I´ve got following code:

$connection = mysqli_connect('...');
if(mysqli_connect_errno()) {
    die('Connect Error');
}
$connection->set_charset("utf8");
$success = $connection->query("INSERT INTO hilde_entrys (Comment, Refer_ID, Account_Adress) VALUES ('".$_POST["comment"]."','".$GET["id"]."','".$userData["user_address"]."')");
$success->store_result(); //I did this as it helped some people - it didn´t help me :(
$rows = $success->num_rows;
while($row = $success->fetch_row()) { //This whole while-loop helped some other guy on stackoverflow - not me
    $rows = $success->num_rows; //Incrementing by 1 each time
} 
$rows = $success->num_rows; // Finally the total count 

if ($rows > 0) { //What I actually intended to do with the num_rows...
    $success->free();
    $success->close();
    $connection->close();
} else {
    $success->free();
    $success->close();
    $connection->close();
    die("Query failed.");
}

Somehow, even though I tried everything possible, it just won´t return anything expected. (Yes, the query and everything else works. I tried it.). What is wrong?
Thank you for all your answers in advance,
VicStudio

Oh, btw: Even when i remove $success->free(); it doesn´t change anything with num_rows ....

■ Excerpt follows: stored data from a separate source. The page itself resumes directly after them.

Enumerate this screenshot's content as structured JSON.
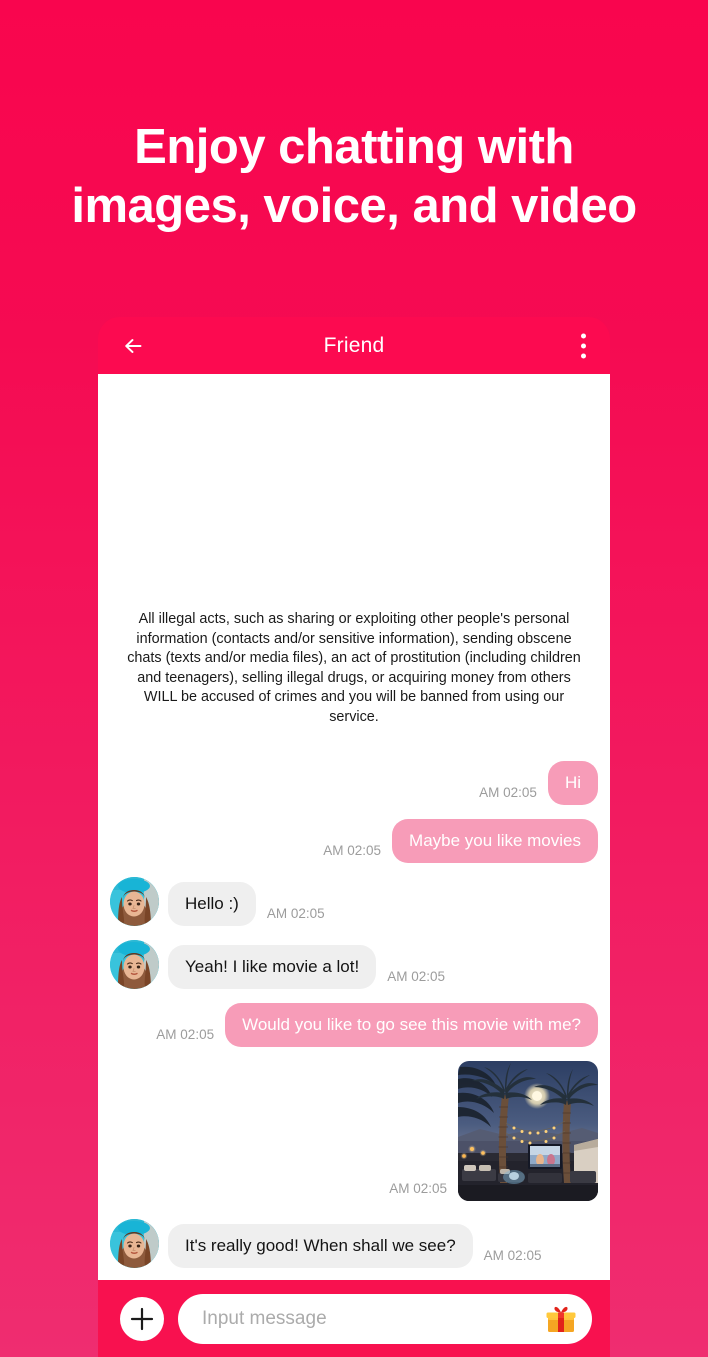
{
  "headline": {
    "line1": "Enjoy chatting with",
    "line2": "images, voice, and video"
  },
  "colors": {
    "background_top": "#F9054E",
    "background_bottom": "#EF2D70",
    "header_bar": "#FC0A50",
    "outgoing_bubble": "#F79CB8",
    "incoming_bubble": "#EFEFEF",
    "timestamp_text": "#9C9C9C",
    "input_bar": "#F8114F"
  },
  "chat_header": {
    "title": "Friend",
    "back_icon": "back-arrow-icon",
    "menu_icon": "overflow-menu-icon"
  },
  "notice": "All illegal acts, such as sharing or exploiting other people's personal information (contacts and/or sensitive information), sending obscene chats (texts and/or media files), an act of prostitution (including children and teenagers), selling illegal drugs, or acquiring money from others WILL be accused of crimes and you will be banned from using our service.",
  "messages": [
    {
      "id": 0,
      "direction": "out",
      "type": "text",
      "text": "Hi",
      "time": "AM 02:05"
    },
    {
      "id": 1,
      "direction": "out",
      "type": "text",
      "text": "Maybe you like movies",
      "time": "AM 02:05"
    },
    {
      "id": 2,
      "direction": "in",
      "type": "text",
      "text": "Hello :)",
      "time": "AM 02:05",
      "avatar": "friend-avatar"
    },
    {
      "id": 3,
      "direction": "in",
      "type": "text",
      "text": "Yeah! I like movie a lot!",
      "time": "AM 02:05",
      "avatar": "friend-avatar"
    },
    {
      "id": 4,
      "direction": "out",
      "type": "text",
      "text": "Would you like to go see this movie with me?",
      "time": "AM 02:05"
    },
    {
      "id": 5,
      "direction": "out",
      "type": "image",
      "text": "",
      "time": "AM 02:05",
      "image_alt": "outdoor movie screening at dusk with palm trees and string lights"
    },
    {
      "id": 6,
      "direction": "in",
      "type": "text",
      "text": "It's really good! When shall we see?",
      "time": "AM 02:05",
      "avatar": "friend-avatar"
    }
  ],
  "input_bar": {
    "add_label": "+",
    "placeholder": "Input message",
    "value": "",
    "gift_icon": "gift-icon",
    "plus_icon": "plus-icon"
  }
}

EDIT : After you guys told me that INSERT won´t return any rows, how can i then check if the query succeeded?

ONE MORE EDIT : First, someone told me to use affected_rows instead of num_rows, which I can todally understand. Somehow, it still didn´t work, so one of you asked me to activate error reporting in my php-script, and I now got following two error messages (one notice and one fatal-error):
Notice: Trying to get property of non-object in (my webpage) on line XX
Fatal error: Call to a member function close() on a non-object in (my webpage) on line XX
The notice refers to the line $rows = $success->affected_rows; (I replaced $rows = $success->num_rows with this). (I commented the while-loop away).
The second error, causing the screen to go blank, is referring to $success->close(); , the one in the else-clause. This means
a) it doesn´t detect THAT something was changed and
b) that it has a problem with me closing the query.
Could somebody explain to me why? I checked my database and the INSERT-query succeeded, therefore it should have gone in the if, not in the else. And why doesn´t it want me closing the query? I assume both of these errors have something todo with eachother. Thanks in advance, guys. Sorry for the long time in between my new post, but it takes time figuring stuff out and especially writing it down.

Answer 1

For insertion you should use affected_rows $rows = $success->affected_rows; PHP affected_rows

Read about num_rows here PHP num_rows

Answer 2

As an mysqli_query() running an INSERT query only returned either TRUE or FALSE then your $success will never be a mysqli_result object as it would in a SELECT Query.

Therefore your test for affected_rows should use the connection object like this. In fact the affected_rows property only even exists on the mysqli_object.

$connection->affected_rows;

So

$connection = mysqli_connect('...');
if(mysqli_connect_errno()) {
    die('Connect Error');
}
$connection->set_charset("utf8");
$success = $connection->query("AN INSERT QUERY");

$rows = $connection->affected_rows;

The PHP manual aint great in this area I admit, but it does state this

This also explains why

$success->free();
$success->close();

dont work as $success is not an object.

And also why

$success->store_result();

does not work. $success is not an object and there are no results to store.